Gibson concludes his column with the first tangible indication that maybe, just maybe, the somnolent local Democratic establishment finally has noticed the low hanging fruit of an emerging campaign issue: No Tolls.

I will reiterate that while tolls stand to be devastating to Southern Indiana small business, "no tolls" as political phraseology means less than nothing if it does not bring the listener into the tent for a broader discussion of the inexcusably massive boondoggle of the ORBP, a chat which must include straight talk about innovative 21st-century mass transportation solutions, not the planned obsolescence of 20th-century initiatives to reinforce automotive-fueled sprawl, ones that possess all the vision and deftness of Stalinist dam-building projects, even if they generate lucrative pork for the members of 1SI’s non-transparent public policy committee.

GIBSON: Time to get to work on a new IUS facility

... Only when people don't get what they want do they say it is “all or nothing.” Why is that the case? In the end, tolls are not good for the majority of citizens or businesses in Floyd County and New Albany.

2 comments:

G Coyle said...

Look deeply citizens into the pork barrel abyss for the creation of a semi=autonomous "tolling authority". There is so much political patronage to throw around in a giant transportation boondoggle like the 3 bridges project it can make career politicians of soo many unemployed civil servants. In that sense it does address the long-term employment prospects of politicians and their friends.
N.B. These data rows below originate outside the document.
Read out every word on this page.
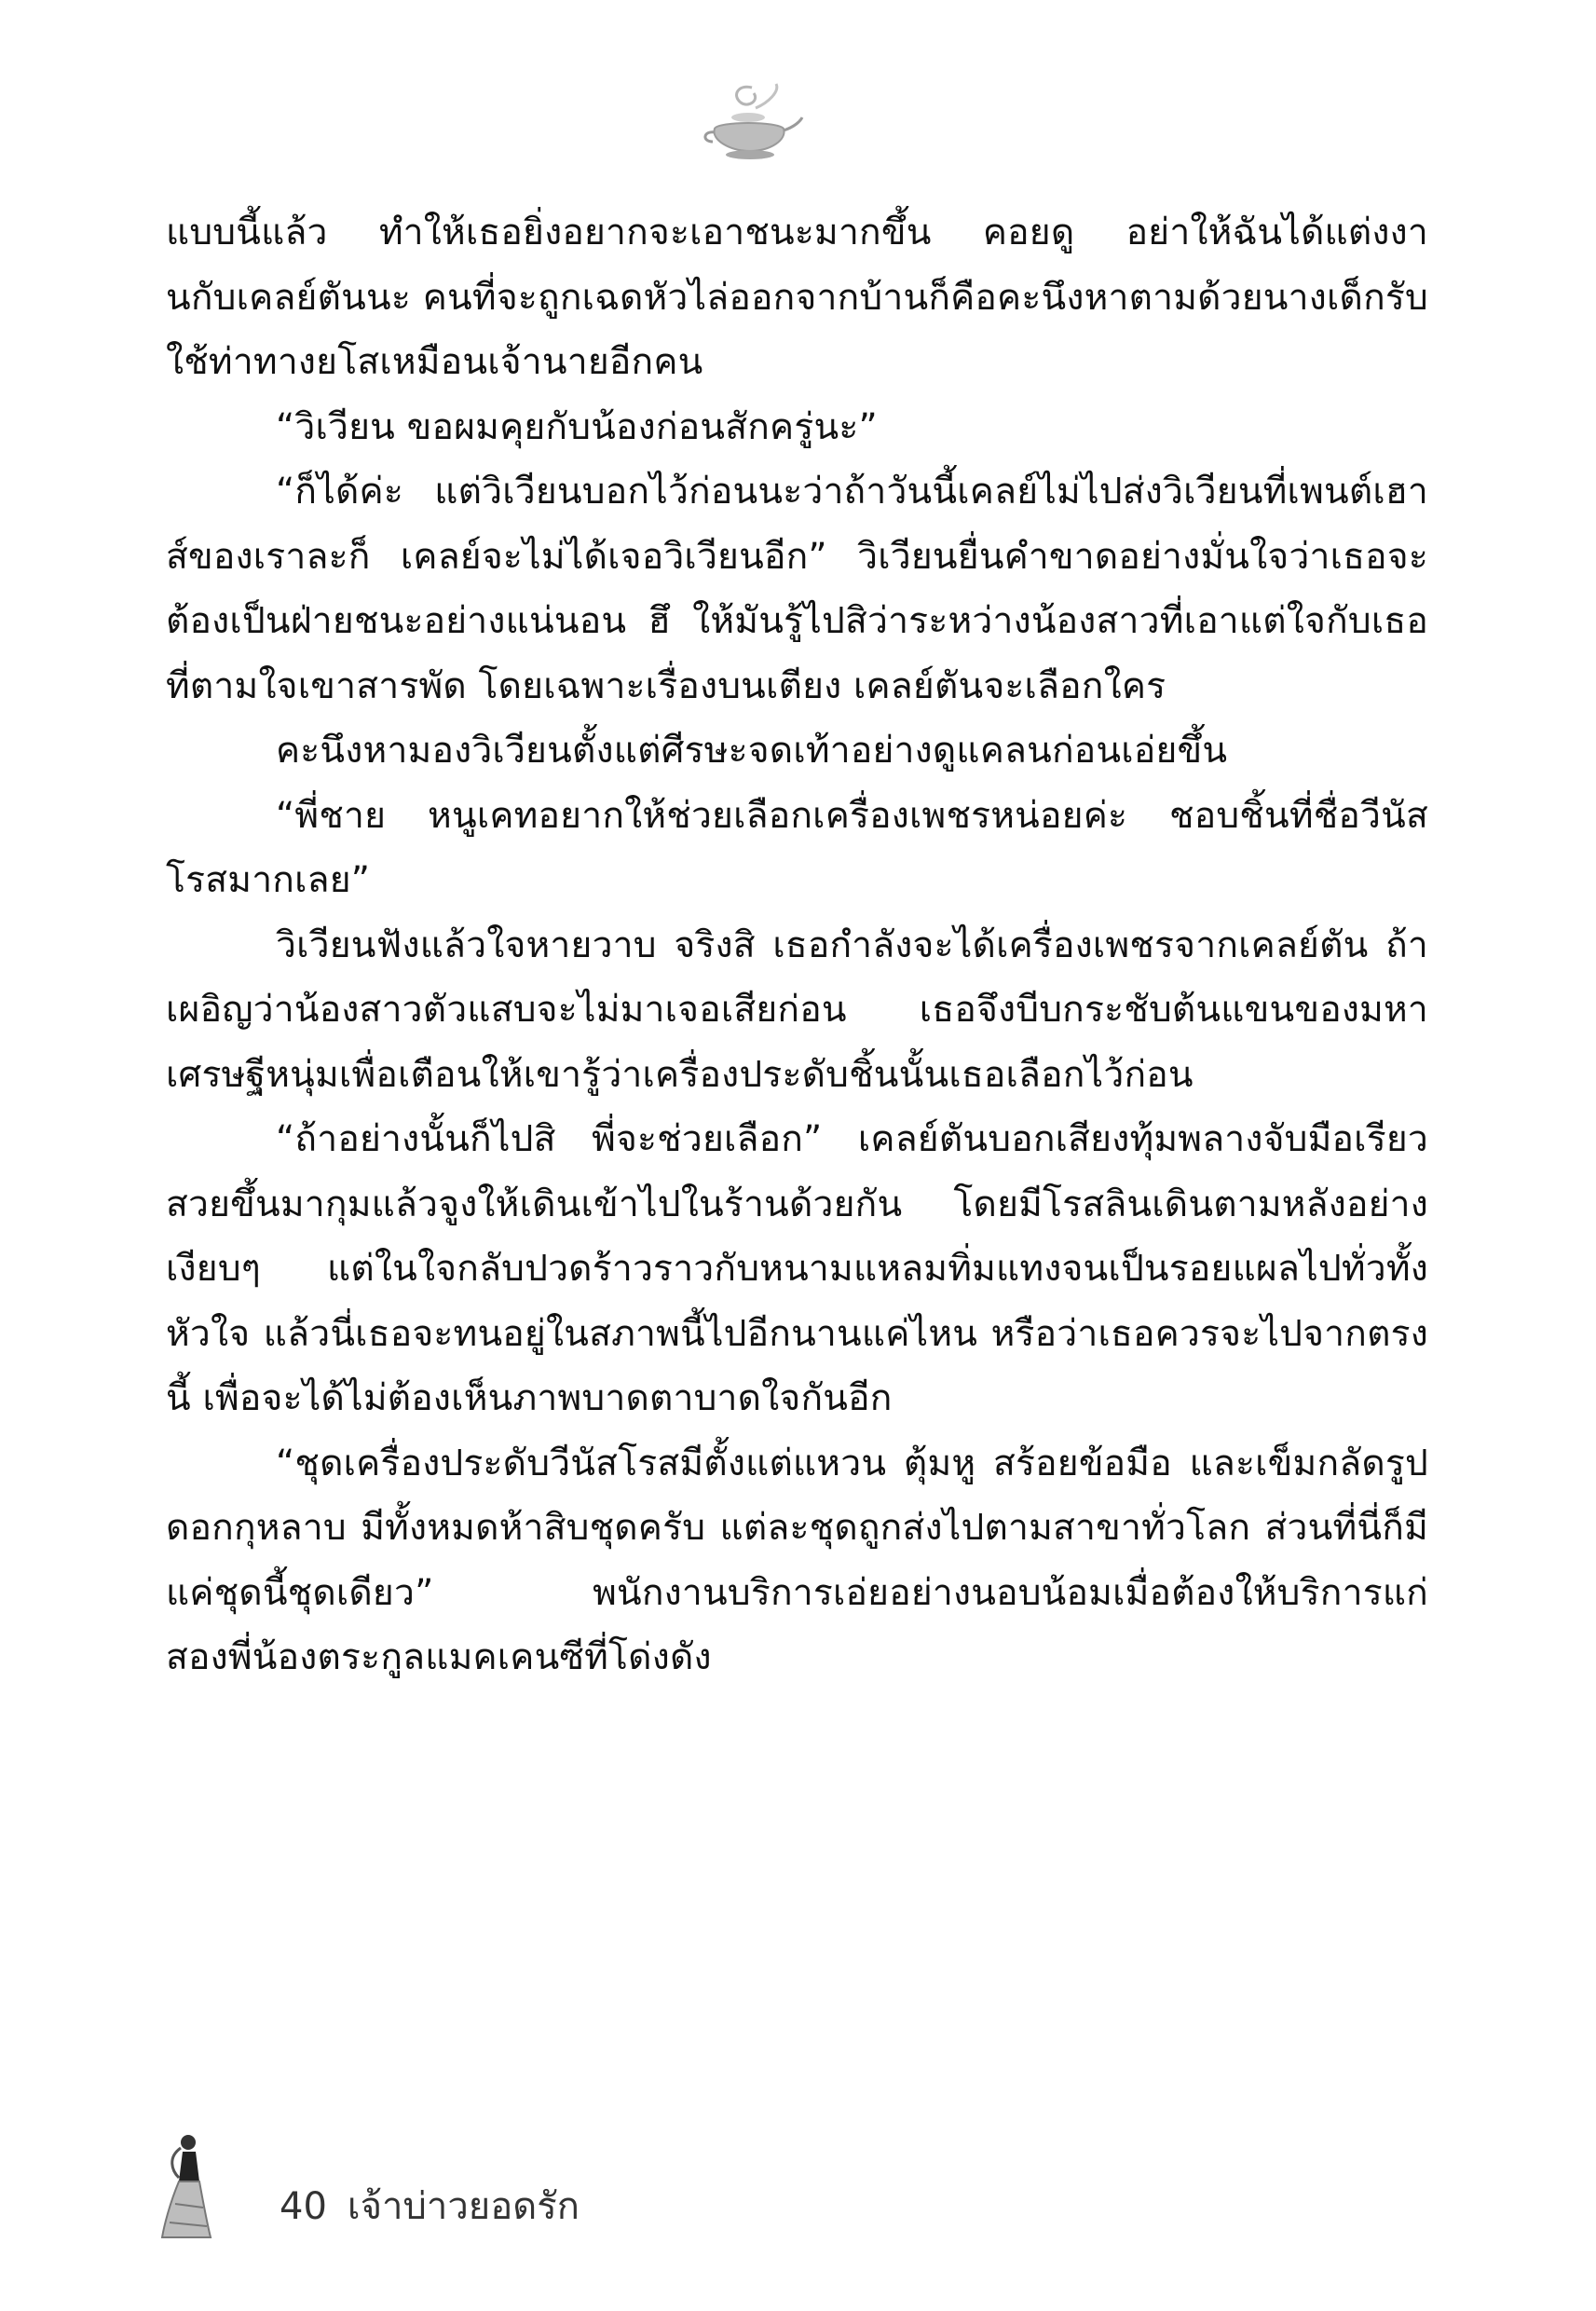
แบบนี้แล้ว ทำให้เธอยิ่งอยากจะเอาชนะมากขึ้น คอยดู อย่าให้ฉันได้แต่งงานกับเคลย์ตันนะ คนที่จะถูกเฉดหัวไล่ออกจากบ้านก็คือคะนึงหาตามด้วยนางเด็กรับใช้ท่าทางยโสเหมือนเจ้านายอีกคน

“วิเวียน ขอผมคุยกับน้องก่อนสักครู่นะ”

“ก็ได้ค่ะ แต่วิเวียนบอกไว้ก่อนนะว่าถ้าวันนี้เคลย์ไม่ไปส่งวิเวียนที่เพนต์เฮาส์ของเราละก็ เคลย์จะไม่ได้เจอวิเวียนอีก” วิเวียนยื่นคำขาดอย่างมั่นใจว่าเธอจะต้องเป็นฝ่ายชนะอย่างแน่นอน ฮึ ให้มันรู้ไปสิว่าระหว่างน้องสาวที่เอาแต่ใจกับเธอที่ตามใจเขาสารพัด โดยเฉพาะเรื่องบนเตียง เคลย์ตันจะเลือกใคร

คะนึงหามองวิเวียนตั้งแต่ศีรษะจดเท้าอย่างดูแคลนก่อนเอ่ยขึ้น

“พี่ชาย หนูเคทอยากให้ช่วยเลือกเครื่องเพชรหน่อยค่ะ ชอบชิ้นที่ชื่อวีนัสโรสมากเลย”

วิเวียนฟังแล้วใจหายวาบ จริงสิ เธอกำลังจะได้เครื่องเพชรจากเคลย์ตัน ถ้าเผอิญว่าน้องสาวตัวแสบจะไม่มาเจอเสียก่อน เธอจึงบีบกระชับต้นแขนของมหาเศรษฐีหนุ่มเพื่อเตือนให้เขารู้ว่าเครื่องประดับชิ้นนั้นเธอเลือกไว้ก่อน

“ถ้าอย่างนั้นก็ไปสิ พี่จะช่วยเลือก” เคลย์ตันบอกเสียงทุ้มพลางจับมือเรียวสวยขึ้นมากุมแล้วจูงให้เดินเข้าไปในร้านด้วยกัน โดยมีโรสลินเดินตามหลังอย่างเงียบๆ แต่ในใจกลับปวดร้าวราวกับหนามแหลมทิ่มแทงจนเป็นรอยแผลไปทั่วทั้งหัวใจ แล้วนี่เธอจะทนอยู่ในสภาพนี้ไปอีกนานแค่ไหน หรือว่าเธอควรจะไปจากตรงนี้ เพื่อจะได้ไม่ต้องเห็นภาพบาดตาบาดใจกันอีก

“ชุดเครื่องประดับวีนัสโรสมีตั้งแต่แหวน ตุ้มหู สร้อยข้อมือ และเข็มกลัดรูปดอกกุหลาบ มีทั้งหมดห้าสิบชุดครับ แต่ละชุดถูกส่งไปตามสาขาทั่วโลก ส่วนที่นี่ก็มีแค่ชุดนี้ชุดเดียว” พนักงานบริการเอ่ยอย่างนอบน้อมเมื่อต้องให้บริการแก่สองพี่น้องตระกูลแมคเคนซีที่โด่งดัง

40 เจ้าบ่าวยอดรัก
It's good for construction trades...wait, is road building and it's political "management" the only thing our region can do at this point in history?

Said staring daily at all the rail lines and street car lines snaking through our oil patch.

Jeff Gillenwater said...

I'd settle for innovative 19th-century mass transit solutions, from back when those construction "leaders" used to build transit lines themselves because they well understood the development benefits.

But why do that, when under a sham of conservatism and at the expense of less choice for everyone else, the government will subsidize your personal desires?